Export Reviews, Discussions, Author Feedback and Meta-Reviews

Paper ID:	1945
Title:	Lifted Inference Rules With Constraints

Current Reviews

Submitted by Assigned_Reviewer_1

Q1: Comments to author(s). First provide a summary of the paper, and then address the following criteria: Quality, clarity, originality and significance. (For detailed reviewing guidelines, see http://nips.cc/PaperInformation/ReviewerInstructions)

The paper considers lifted inference within probabilistic relational models. It proposes a novel constraint language that allows one to use subset, equality, and inequality constraints for encoding substitutions over the variables in the theory.

For this language, the paper shows how to reformulate lifted inference methods based on sampling and search and shows

benefits over existing methods.

The idea presented in the paper is really nice.

I have enjoyed reading it. It is quite neat to see that the lifted inference community should start working on more expressing constraint languages to represent the "equivalence classes". I guess this could also be

rephrased as, the amount of symmetry exploitable depends on the language you consider to exploit symmetries. Really nice.

Consequently, I have only some minor comments.

First, it would be great if the authors could explain in more detail the statement "Projection operation has a linear time

complexity once the extension count property has been ensured

using splitting as described above." How many splits to we

have to make? What is the overall worst-case complexity? Isn't it that we may still have to ground everything? If so, this should be said to avoid to give the impression we have solved lifted inference even beyond the barriers proven in the literature. This overall complexity should also be presented for the assumptions/preprocessing steps presented on page 5 (upper parts).
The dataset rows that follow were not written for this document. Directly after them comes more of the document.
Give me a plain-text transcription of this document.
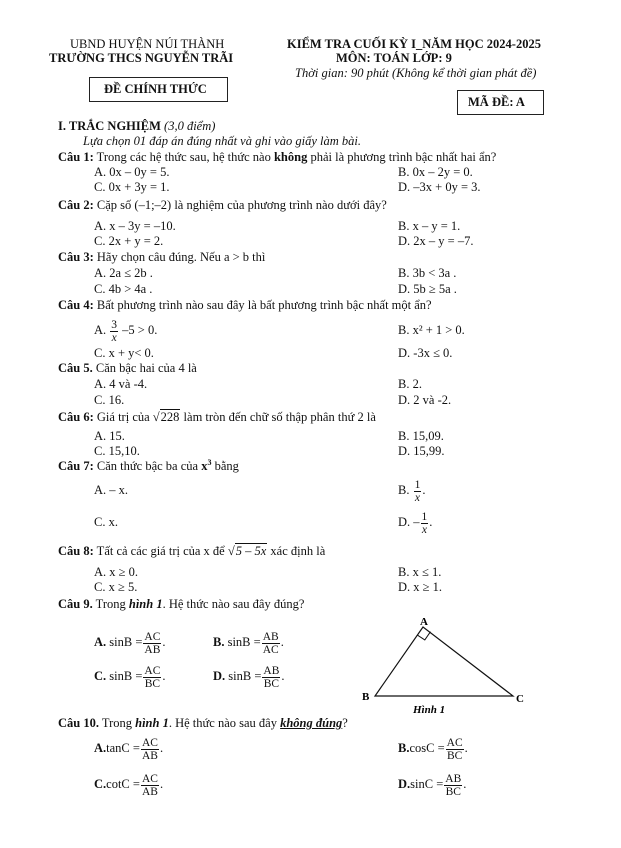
UBND HUYỆN NÚI THÀNH
TRƯỜNG THCS NGUYỄN TRÃI
ĐỀ CHÍNH THỨC
KIỂM TRA CUỐI KỲ I_NĂM HỌC 2024-2025
MÔN: TOÁN LỚP: 9
Thời gian: 90 phút (Không kể thời gian phát đề)
MÃ ĐỀ: A
I. TRẮC NGHIỆM (3,0 điểm)
Lựa chọn 01 đáp án đúng nhất và ghi vào giấy làm bài.
Câu 1: Trong các hệ thức sau, hệ thức nào không phải là phương trình bậc nhất hai ẩn?
A. 0x – 0y = 5.	B. 0x – 2y = 0.
C. 0x + 3y = 1.	D. –3x + 0y = 3.
Câu 2: Cặp số (–1;–2) là nghiệm của phương trình nào dưới đây?
A. x – 3y = –10.	B. x – y = 1.
C. 2x + y = 2.	D. 2x – y = –7.
Câu 3: Hãy chọn câu đúng. Nếu a > b thì
A. 2a ≤ 2b .	B. 3b < 3a .
C. 4b > 4a .	D. 5b ≥ 5a .
Câu 4: Bất phương trình nào sau đây là bất phương trình bậc nhất một ẩn?
A. $\frac{3}{x} -5 > 0$.	B. x² + 1 > 0.
C. x + y< 0.	D. -3x ≤ 0.
Câu 5. Căn bậc hai của 4 là
A. 4 và -4.	B. 2.
C. 16.	D. 2 và -2.
Câu 6: Giá trị của √228 làm tròn đến chữ số thập phân thứ 2 là
A. 15.	B. 15,09.
C. 15,10.	D. 15,99.
Câu 7: Căn thức bậc ba của $x^3$ bằng
A. – x.	B. $\frac{1}{x}$ .
C. x.	D. – $\frac{1}{x}$ .
Câu 8: Tất cả các giá trị của x để √5 – 5x xác định là
A. x ≥ 0.	B. x ≤ 1.
C. x ≥ 5.	D. x ≥ 1.
Câu 9. Trong hình 1. Hệ thức nào sau đây đúng?
A. $\sin B = \frac{AC}{AB}$ .	B. $\sin B = \frac{AB}{AC}$ .
C. $\sin B = \frac{AC}{BC}$ .	D. $\sin B = \frac{AB}{BC}$ .
A
B	C
Hình 1
Câu 10. Trong hình 1. Hệ thức nào sau đây không đúng?
$A.\tan C = \frac{AC}{AB}$ .	$B.\cos C = \frac{AC}{BC}$ .
$C.\cot C = \frac{AC}{AB}$ .	$D.\sin C = \frac{AB}{BC}$ .
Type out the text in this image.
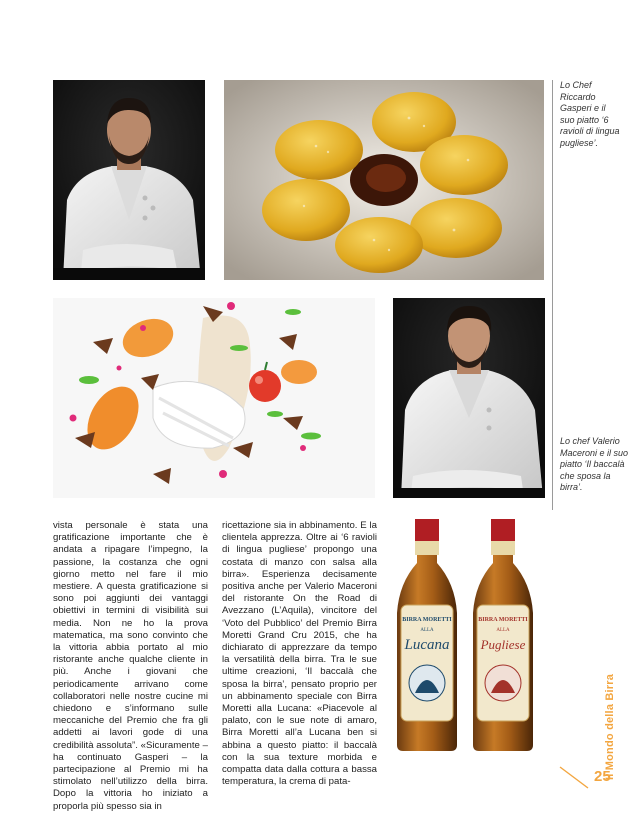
Lo Chef Riccardo Gasperi e il suo piatto ‘6 ravioli di lingua pugliese’.
Lo chef Valerio Maceroni e il suo piatto ‘Il baccalà che sposa la birra’.

vista personale è stata una gratificazione importante che è andata a ripagare l’impegno, la passione, la costanza che ogni giorno metto nel fare il mio mestiere. A questa gratificazione si sono poi aggiunti dei vantaggi obiettivi in termini di visibilità sui media. Non ne ho la prova matematica, ma sono convinto che la vittoria abbia portato al mio ristorante anche qualche cliente in più. Anche i giovani che periodicamente arrivano come collaboratori nelle nostre cucine mi chiedono e s’informano sulle meccaniche del Premio che fra gli addetti ai lavori gode di una credibilità assoluta”. «Sicuramente – ha continuato Gasperi – la partecipazione al Premio mi ha stimolato nell’utilizzo della birra. Dopo la vittoria ho iniziato a proporla più spesso sia in

ricettazione sia in abbinamento. E la clientela apprezza. Oltre ai ‘6 ravioli di lingua pugliese’ propongo una costata di manzo con salsa alla birra». Esperienza decisamente positiva anche per Valerio Maceroni del ristorante On the Road di Avezzano (L’Aquila), vincitore del ‘Voto del Pubblico’ del Premio Birra Moretti Grand Cru 2015, che ha dichiarato di apprezzare da tempo la versatilità della birra. Tra le sue ultime creazioni, ‘Il baccalà che sposa la birra’, pensato proprio per un abbinamento speciale con Birra Moretti alla Lucana: «Piacevole al palato, con le sue note di amaro, Birra Moretti all’a Lucana ben si abbina a questo piatto: il baccalà con la sua texture morbida e compatta data dalla cottura a bassa temperatura, la crema di pata-

BIRRA MORETTI
ALLA
Lucana
BIRRA MORETTI
ALLA
Pugliese
Il Mondo della Birra
25
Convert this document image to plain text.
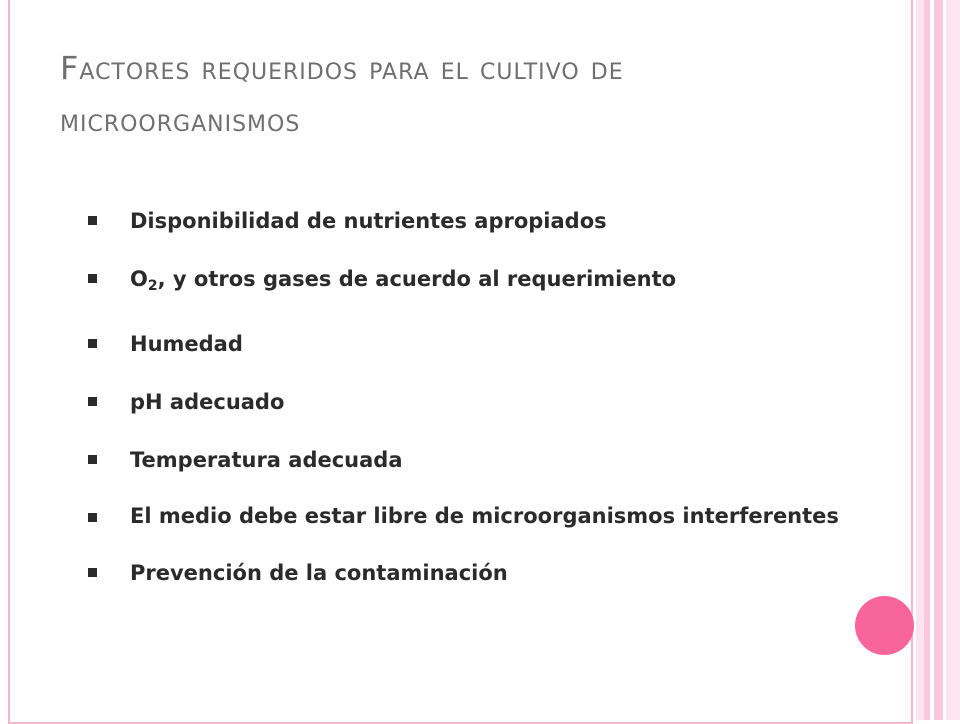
Factores requeridos para el cultivo de microorganismos
Disponibilidad de nutrientes apropiados
$O_2$, y otros gases de acuerdo al requerimiento
Humedad
pH adecuado
Temperatura adecuada
El medio debe estar libre de microorganismos interferentes
Prevención de la contaminación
Second, given the space left for references, the authors should provide a more updated list of references on lifted

probabilistic inference.

Martin Mladenov, Kristian Kersting:

Equitable Partitions of Concave Free Energies.

UAI 2015

Martin Mladenov, Amir Globerson, Kristian Kersting: Lifted Message Passing as Reparametrization of Graphical Models

UAI 2014

Udi Apsel, Kristian Kersting, Martin Mladenov: Lifting Relational MAP-LPs Using Cluster Signatures.

AAAI 2014

all can work with subset (hypercube), no inequlity, intersection,

union.

Q2: Please summarize your review in 1-2 sentences

+ speepding up probabilistic inference is an important research direction + the paper shows that working on the constraint language used to encode diagrams for inference is important and can lead to much better scaling

Submitted by Assigned_Reviewer_2

Q1: Comments to author(s). First provide a summary of the paper, and then address the following criteria: Quality, clarity, originality and significance. (For detailed reviewing guidelines, see http://nips.cc/PaperInformation/ReviewerInstructions)

In the experimental setup (Table 2), it is misleading to have only evidence on unary relations for the first two domains. It's show in [8] that unary evidence can always be handled efficiently and that the KC constraint language can be used to do inference in, for example, friends and smokers with unary evidence, in the same time regardless of the amount of evidence and polynomial in the domain size (see [8, Figure 5]). Therefore Section 5.1 is not very meaningful; that setting is entirely solved. This makes me wonder how the proposed constraint language performs with binary evidence which is much harder to deal with (and probably breaks all symmetries).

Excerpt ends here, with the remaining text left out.